Em separado, reportagens recentes de um veículo de comunicação independente. Caça às baleiasO jornal afirmou que o vice-primeiro-ministro tailandês, Thammanat Prompow, ameaçou repetidamente jornalistas com processos judiciais bilionários. Segundo a reportagem, ele já teria entrado com mais de 100 ações por difamação contra críticos. Essas ameaças – mesmo quando não formalizadas – reforçam um clima em que jornalistas esperam represálias legais por reportagens críticas.
Esses incidentes refletem um padrão consistente e profundamente enraizado: autoridades poderosas e atores com conexões políticas recorrendo ao direito penal para retaliar contra reportagens. Mais de 25,000 processos criminais por difamação foram instaurados na Tailândia desde 2015, muitos descritos por grupos de direitos humanos e de liberdade de imprensa como SLAPPs (ação judicial estratégica contra a participação pública).
Um defensor da mudança
Nesse contexto, Sidasathian emergiu como uma proeminente defensora da reforma estrutural. Quando enfrentou os processos judiciais movidos contra ela por suas reportagens sobre a crise bancária, declarou ao Media Defence: “Espero que, com minha segunda condenação como 'criminosa', eu possa demonstrar de forma conclusiva a injustiça das leis de difamação criminal da Tailândia. Essas leis devem ser revogadas.”
Apesar da pressão que enfrenta, ela continua viajando para fóruns públicos, compartilhando sua experiência e interagindo diretamente com legisladores, formuladores de políticas e reguladores para pressionar pela descriminalização da difamação na Tailândia, argumentando que a difamação deve ser tratada, se for o caso, por meio do direito civil, e não pela ameaça de prisão.
A sua posição reflete recomendações de longa data de organismos internacionais de direitos humanos, incluindo o Tribunal Europeu dos Direitos Humanos (TEDH) e o Comité de Direitos Humanos da ONU. Embora o Tribunal Europeu dos Direitos Humanos (TEDH) nunca tenha descartado completamente a difamação criminal, estabeleceu que as sanções penais por crimes relacionados com a liberdade de expressão devem, na sua maioria, ser aplicadas em circunstâncias excecionais, como discurso de ódio e incitamento à violência. O tribunal tem reiteradamente afirmado que as autoridades devem exercer moderação na aplicação de sanções penais em casos de difamação (por exemplo, em casos de discurso de ódio e incitamento à violência). Otegi Mondragon x Espanha) e, em vez disso, usar sanções civis e disciplinares (por exemplo, Raichinov x Bulgária).
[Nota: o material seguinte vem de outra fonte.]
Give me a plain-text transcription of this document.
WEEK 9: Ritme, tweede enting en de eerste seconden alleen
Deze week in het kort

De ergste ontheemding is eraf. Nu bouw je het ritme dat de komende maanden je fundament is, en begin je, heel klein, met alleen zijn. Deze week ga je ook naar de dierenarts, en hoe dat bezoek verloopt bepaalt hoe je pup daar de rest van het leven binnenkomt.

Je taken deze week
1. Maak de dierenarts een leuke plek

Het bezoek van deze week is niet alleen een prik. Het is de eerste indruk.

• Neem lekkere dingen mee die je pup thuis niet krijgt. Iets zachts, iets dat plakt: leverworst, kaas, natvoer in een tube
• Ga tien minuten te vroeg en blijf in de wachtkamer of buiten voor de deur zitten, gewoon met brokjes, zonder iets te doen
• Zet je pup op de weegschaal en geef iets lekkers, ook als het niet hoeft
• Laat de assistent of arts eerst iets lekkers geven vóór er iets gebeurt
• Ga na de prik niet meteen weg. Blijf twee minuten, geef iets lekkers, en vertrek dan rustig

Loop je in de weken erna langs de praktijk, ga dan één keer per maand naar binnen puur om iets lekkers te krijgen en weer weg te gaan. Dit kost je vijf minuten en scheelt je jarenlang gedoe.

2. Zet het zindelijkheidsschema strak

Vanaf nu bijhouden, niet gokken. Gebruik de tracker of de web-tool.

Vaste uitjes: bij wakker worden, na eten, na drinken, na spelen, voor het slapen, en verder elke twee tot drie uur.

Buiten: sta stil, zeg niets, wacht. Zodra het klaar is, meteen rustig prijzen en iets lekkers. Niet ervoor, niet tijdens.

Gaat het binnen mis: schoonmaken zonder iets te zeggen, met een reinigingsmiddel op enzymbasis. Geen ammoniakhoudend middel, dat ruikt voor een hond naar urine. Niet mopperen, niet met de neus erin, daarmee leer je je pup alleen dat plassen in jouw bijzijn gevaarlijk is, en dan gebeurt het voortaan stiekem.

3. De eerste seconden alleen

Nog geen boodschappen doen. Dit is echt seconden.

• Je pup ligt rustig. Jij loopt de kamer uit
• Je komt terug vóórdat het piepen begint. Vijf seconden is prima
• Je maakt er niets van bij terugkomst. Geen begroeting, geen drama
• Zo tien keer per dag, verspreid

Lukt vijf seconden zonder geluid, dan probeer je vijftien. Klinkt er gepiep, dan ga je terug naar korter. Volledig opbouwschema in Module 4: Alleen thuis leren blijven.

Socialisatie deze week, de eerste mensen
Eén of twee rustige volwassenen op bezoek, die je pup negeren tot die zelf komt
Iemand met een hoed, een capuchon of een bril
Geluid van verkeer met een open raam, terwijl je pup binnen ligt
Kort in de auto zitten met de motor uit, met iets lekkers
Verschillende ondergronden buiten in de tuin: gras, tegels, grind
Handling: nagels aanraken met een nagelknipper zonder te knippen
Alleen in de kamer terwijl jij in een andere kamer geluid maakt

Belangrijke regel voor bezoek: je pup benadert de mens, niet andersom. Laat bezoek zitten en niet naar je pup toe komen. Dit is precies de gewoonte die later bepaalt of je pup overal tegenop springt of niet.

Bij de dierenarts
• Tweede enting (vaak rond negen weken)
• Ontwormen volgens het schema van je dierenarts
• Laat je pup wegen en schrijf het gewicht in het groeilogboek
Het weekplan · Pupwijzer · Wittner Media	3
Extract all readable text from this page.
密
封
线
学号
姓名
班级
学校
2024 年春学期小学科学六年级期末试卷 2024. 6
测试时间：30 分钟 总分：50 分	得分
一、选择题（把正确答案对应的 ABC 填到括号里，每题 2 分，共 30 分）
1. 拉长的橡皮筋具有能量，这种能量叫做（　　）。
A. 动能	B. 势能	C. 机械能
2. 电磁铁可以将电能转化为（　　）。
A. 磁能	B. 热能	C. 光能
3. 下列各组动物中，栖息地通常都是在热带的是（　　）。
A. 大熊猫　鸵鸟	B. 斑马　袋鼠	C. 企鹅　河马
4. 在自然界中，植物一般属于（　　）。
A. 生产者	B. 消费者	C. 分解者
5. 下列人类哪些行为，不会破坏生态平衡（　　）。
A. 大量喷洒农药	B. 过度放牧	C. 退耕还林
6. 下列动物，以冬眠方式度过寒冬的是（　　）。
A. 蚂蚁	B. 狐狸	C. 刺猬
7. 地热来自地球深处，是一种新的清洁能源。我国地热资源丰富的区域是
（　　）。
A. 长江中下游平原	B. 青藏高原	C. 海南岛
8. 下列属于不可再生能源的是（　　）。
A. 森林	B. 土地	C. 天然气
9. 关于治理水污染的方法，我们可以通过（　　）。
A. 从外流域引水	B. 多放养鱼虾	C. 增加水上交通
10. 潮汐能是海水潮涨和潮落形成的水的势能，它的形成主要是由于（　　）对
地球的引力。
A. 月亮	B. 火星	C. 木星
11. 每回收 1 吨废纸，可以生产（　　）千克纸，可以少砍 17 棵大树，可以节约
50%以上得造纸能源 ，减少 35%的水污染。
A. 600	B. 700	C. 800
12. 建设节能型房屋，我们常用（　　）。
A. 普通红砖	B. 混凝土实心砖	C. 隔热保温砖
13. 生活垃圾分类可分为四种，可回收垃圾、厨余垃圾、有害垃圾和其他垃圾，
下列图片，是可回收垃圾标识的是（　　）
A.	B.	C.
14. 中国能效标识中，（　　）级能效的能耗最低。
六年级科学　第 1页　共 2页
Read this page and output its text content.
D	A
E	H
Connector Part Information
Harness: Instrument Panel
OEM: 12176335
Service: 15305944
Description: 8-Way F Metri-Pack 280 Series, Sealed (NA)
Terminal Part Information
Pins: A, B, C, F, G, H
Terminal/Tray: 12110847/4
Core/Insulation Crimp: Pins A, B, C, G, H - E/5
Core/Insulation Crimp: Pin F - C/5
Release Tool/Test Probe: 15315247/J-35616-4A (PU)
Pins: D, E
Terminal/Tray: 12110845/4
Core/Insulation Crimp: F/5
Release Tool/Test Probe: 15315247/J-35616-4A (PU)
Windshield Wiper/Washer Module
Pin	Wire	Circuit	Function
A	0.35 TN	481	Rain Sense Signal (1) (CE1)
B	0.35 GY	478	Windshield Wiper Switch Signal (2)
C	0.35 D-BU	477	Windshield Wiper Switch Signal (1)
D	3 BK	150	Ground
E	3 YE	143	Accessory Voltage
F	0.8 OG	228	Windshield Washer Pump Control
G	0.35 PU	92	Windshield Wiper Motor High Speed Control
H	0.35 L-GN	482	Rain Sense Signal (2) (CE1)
No entanto, a difamação criminal continua prevista em lei em mais de 160 países, incluindo a Tailândia.
A próxima audiência de Sidasathian determinará o rumo do restante do processo contra ela. No entanto, o arcabouço legal mais amplo que permite tais processos permanece inalterado. Enquanto a Tailândia não reformar suas leis de difamação criminal, jornalistas como Sidasathian continuarão a enfrentar represálias perigosas e totalmente evitáveis por reportagens de interesse público.
A Media Defence apoiou a defesa legal de Sidasathian tanto no caso de 2015 quanto em todos os casos apresentados desde 2021.